The minister of Petroleum Resources, Diezani Alison-Madueke, who was invited to deliver the keynote address at the opening session neither showed up nor sent a representative. The Nigerian National Petroleum Corporation (NNPC) listed in the brochure of the conference as the lead sponsor also shunned the event.

NNPC’s group Managing Director, Austen Oniwon, also did not turn up for the event, neither did he send any representative

Of all the upstream multinational E&P companies listed as either sponsors or key participants, only Shell Petroleum Development Company (SPDC), Total Upstream and ExxonMobil Corporation registered limited presence, while only 41 companies had exhibition stands out of nearly 200 that reportedly registered for the event.

Most of the participants Premium Times spoke to blamed the poor attendance at the event on the high insecurity in the country, particularly the increasing spate of bombings of public places and churches by the extremist terrorist group, Boko Haram.

“Apart from the high insecurity situation in the country at the moment, the crisis, which resulted in a national strike, affected plans by prospective participants towards the conference,” one official of the organizers said.

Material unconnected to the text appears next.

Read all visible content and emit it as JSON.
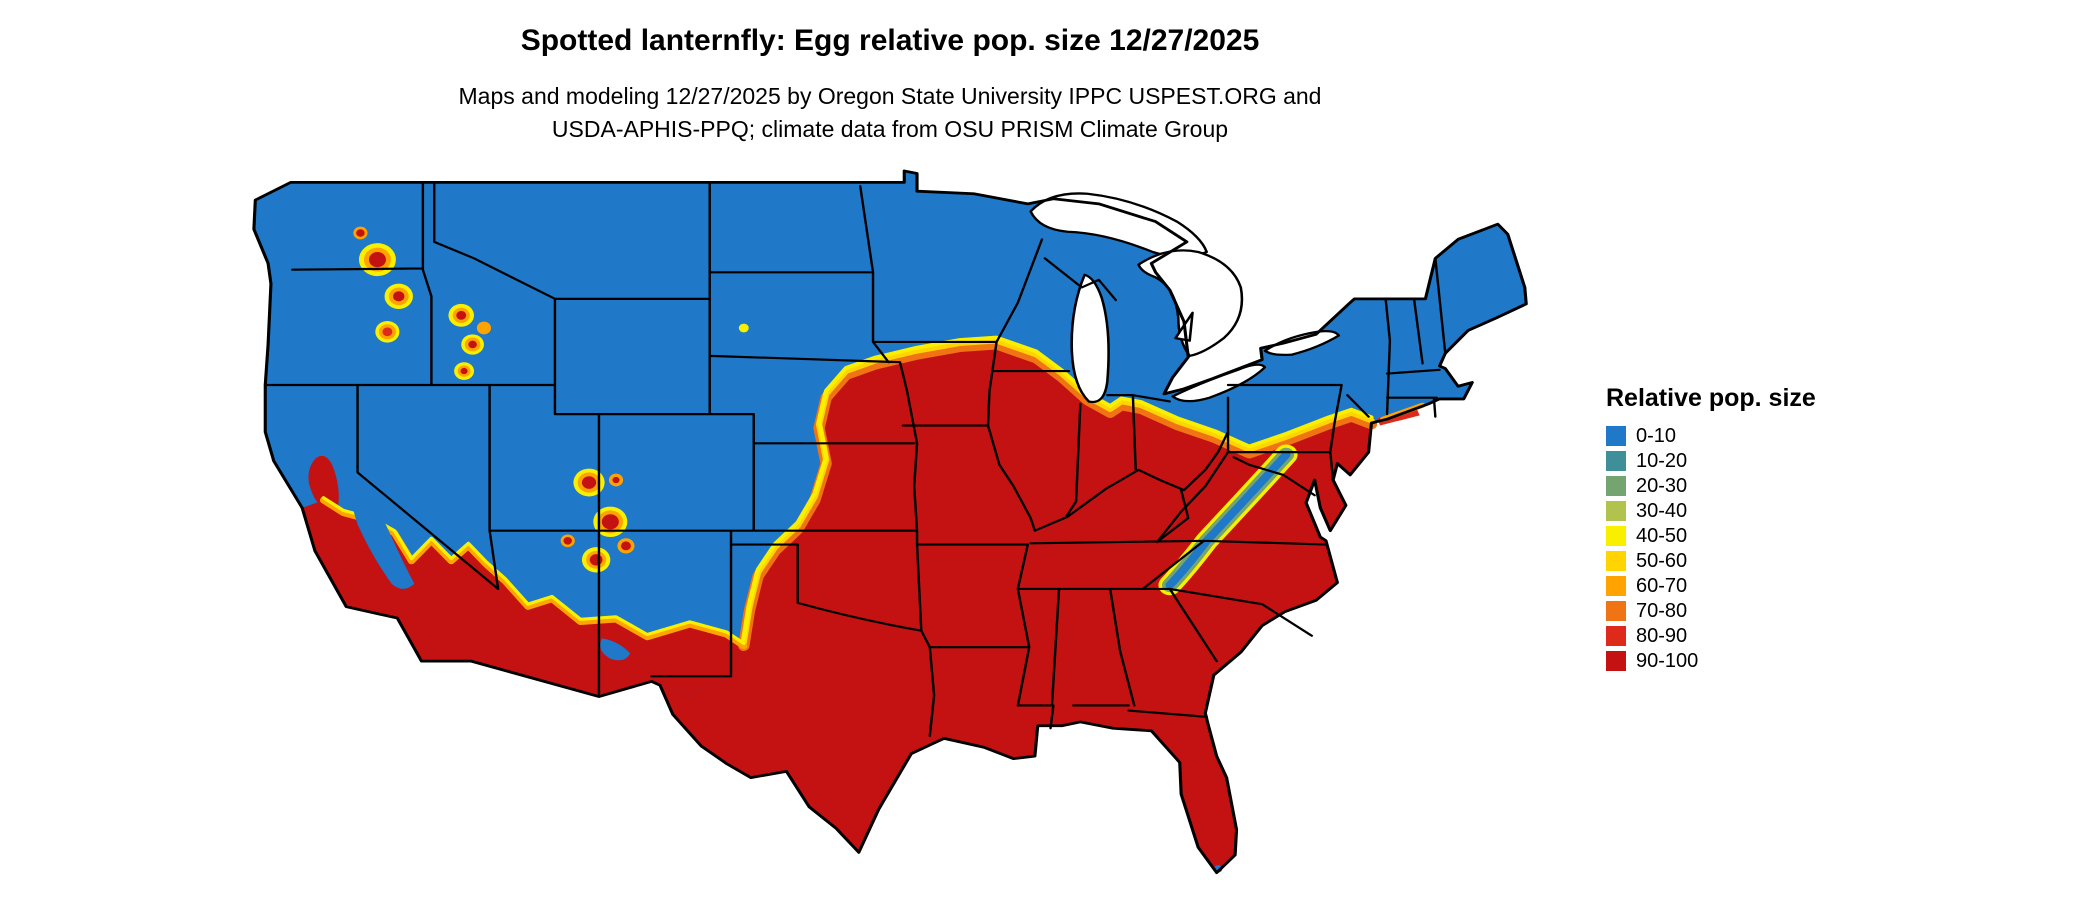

“We could have called off the event. But, by the time the strike was suspended, it was too late to get confirmations from most of the sponsors. Besides, we had already made serious commitments to the event that could not be reversed.”

An official of one of the sponsoring multinational companies, who pleaded anonymity, said the implication of the poor attendance at the conference goes beyond the fact of the insecurity in the country, which is sending terrible signals to the international community. He urged the Federal Government to sit up to redress the problems that are stopping investors from coming into the country.

“This is a reflection of state of insecurity in the country,” the official said.

“Most multinational companies have instructed their representatives to stay away from the country as their safety and security could not be guaranteed. This is not good for the development of the oil and gas industry, particularly at this time when there are other countries in the region that are competing for the attention of investors.

“It could have been a different situation when Nigeria was the only oil big producer in the region. Today, with Ghana, Sierra Leone, Angola and Gabon all becoming oil producers, if government does not sit down to address the problem of insecurity, the country would be the worse for it, because investors don’t go to where their investments and security are not guaranteed.”